Neatly ignoring the ongoing correlation between better financial and clinical performance and FT status, the BMA objects to the White Paper's idea that all must become FTs. Their first-stated reason is because a small minority of FTs have performed badly. Which is not a great argument.
The document warns "intensifying the pressure on NHS trusts to achieve foundation trust status within the next three years will drive more of them to place the achievement of this target above all others, including safe patient care. The BMA would like NHS hospitals to be part of a collaborative publicly owned system of the provision of care for clinical need. We do not believe poorly performing hospitals will improve their standards by moving to a more autonomous system of financial regulation. The BMA believes the abolition of the cap on the amount of income foundation trusts can earn from other sources has the potential to act as an incentive for FTs to undertake more non-NHS activity at the expense of NHS provision. If unfettered, this could lead to a two-tier health service, as FTs invest more resources in non-NHS facilities".
Pensions, pensions, pensions
On the credit side, the BMA have spotted that very few NHS staff really seems to want to join a social enterprise. Pensions crop us as part of this thinking - SEs must, the BMA says, have access to the government-underwritten and thus unbustable NHS pension, which "is sustainable and represents value for money for the public". Nor, staggeringly, do they want to see an end to national pay bargaining.

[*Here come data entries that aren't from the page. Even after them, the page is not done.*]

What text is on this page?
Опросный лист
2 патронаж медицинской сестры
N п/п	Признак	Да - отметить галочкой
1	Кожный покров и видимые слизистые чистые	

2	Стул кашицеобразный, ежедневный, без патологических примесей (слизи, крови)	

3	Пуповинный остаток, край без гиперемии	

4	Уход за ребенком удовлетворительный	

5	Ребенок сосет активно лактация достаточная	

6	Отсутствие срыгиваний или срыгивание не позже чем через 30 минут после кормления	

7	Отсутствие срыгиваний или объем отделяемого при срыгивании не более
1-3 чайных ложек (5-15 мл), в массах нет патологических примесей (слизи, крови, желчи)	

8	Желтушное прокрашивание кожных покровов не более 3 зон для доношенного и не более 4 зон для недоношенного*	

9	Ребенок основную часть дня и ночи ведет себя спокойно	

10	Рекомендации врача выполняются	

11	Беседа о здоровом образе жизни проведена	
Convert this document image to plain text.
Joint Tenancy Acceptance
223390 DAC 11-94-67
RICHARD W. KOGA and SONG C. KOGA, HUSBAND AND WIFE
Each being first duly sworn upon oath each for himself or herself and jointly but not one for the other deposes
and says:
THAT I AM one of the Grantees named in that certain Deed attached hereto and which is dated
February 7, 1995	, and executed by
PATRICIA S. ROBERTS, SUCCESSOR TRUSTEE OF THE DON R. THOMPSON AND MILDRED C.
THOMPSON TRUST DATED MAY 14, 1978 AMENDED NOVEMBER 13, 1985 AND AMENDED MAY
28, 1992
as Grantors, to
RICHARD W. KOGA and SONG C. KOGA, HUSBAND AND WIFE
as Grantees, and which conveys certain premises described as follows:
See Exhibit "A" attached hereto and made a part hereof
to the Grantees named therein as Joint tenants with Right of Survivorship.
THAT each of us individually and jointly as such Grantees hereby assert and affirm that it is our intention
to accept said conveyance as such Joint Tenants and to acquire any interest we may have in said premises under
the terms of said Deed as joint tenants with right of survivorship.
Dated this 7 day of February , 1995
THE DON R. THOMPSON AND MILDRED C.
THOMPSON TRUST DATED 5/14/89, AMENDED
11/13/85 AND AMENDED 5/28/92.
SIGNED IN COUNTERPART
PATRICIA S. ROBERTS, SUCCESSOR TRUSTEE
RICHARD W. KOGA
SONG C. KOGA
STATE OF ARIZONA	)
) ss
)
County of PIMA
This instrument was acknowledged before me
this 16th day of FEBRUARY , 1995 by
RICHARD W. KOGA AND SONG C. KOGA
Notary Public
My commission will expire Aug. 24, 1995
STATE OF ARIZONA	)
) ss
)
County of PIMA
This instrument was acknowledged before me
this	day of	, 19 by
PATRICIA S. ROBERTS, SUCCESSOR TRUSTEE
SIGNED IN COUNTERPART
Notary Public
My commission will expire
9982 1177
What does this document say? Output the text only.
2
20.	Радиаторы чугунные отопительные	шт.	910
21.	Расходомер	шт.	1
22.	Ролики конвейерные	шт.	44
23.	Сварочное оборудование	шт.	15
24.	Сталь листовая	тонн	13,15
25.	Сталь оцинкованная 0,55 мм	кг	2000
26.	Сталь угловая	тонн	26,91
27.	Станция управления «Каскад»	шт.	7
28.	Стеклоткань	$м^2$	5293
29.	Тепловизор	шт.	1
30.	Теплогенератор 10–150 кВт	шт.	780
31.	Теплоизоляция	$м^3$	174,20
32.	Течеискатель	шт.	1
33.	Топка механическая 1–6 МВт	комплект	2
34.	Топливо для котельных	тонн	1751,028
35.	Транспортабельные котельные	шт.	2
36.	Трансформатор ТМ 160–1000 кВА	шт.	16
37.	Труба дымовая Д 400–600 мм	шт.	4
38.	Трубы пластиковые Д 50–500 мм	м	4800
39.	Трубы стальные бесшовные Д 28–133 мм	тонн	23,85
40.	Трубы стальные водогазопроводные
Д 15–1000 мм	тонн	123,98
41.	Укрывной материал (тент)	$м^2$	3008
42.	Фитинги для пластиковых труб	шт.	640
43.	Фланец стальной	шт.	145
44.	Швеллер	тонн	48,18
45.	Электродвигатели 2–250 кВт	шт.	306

In its full-length document, the BMA locates its response to the White Paper "in the context of our continuing opposition to the commercialisation and promotion of the market in the NHS and to the threats to national terms and conditions of service and education and training for doctors contained in the White Paper. Moreover, the frequently expressed wish to improve the patient experience and provide more seamless, integrated care, seems at odds with many of the policies which will, inevitably, widen the purchaser-provider split.
"We wish to see the NHS restored as a public service working cooperatively for patients. We are committed to an NHS that
1. Provides high quality, comprehensive healthcare for all, free at the point of use
2. Is publicly funded through central taxes, publicly provided and publicly accountable
3. Significantly reduces commercial involvement
4. Uses public money for quality healthcare, not profits for shareholders
5. Cares for patients through cooperation, not competition
6. Is led by medical professionals working in partnership with patients and the public
7. Seeks value for money but puts the care of patients before financial targets
8. Is fully committed to training future generations of medical professionals.
"There are aspects of the White Paper’s proposals which have the potential to undermine these principles and about which we are extremely concerned. Foremost amongst these are the policy of ‘any willing provider’ and the proposal that all NHS trusts should become, or become part of, foundation trusts".
I don't think we're in stance-taking any more, Toto.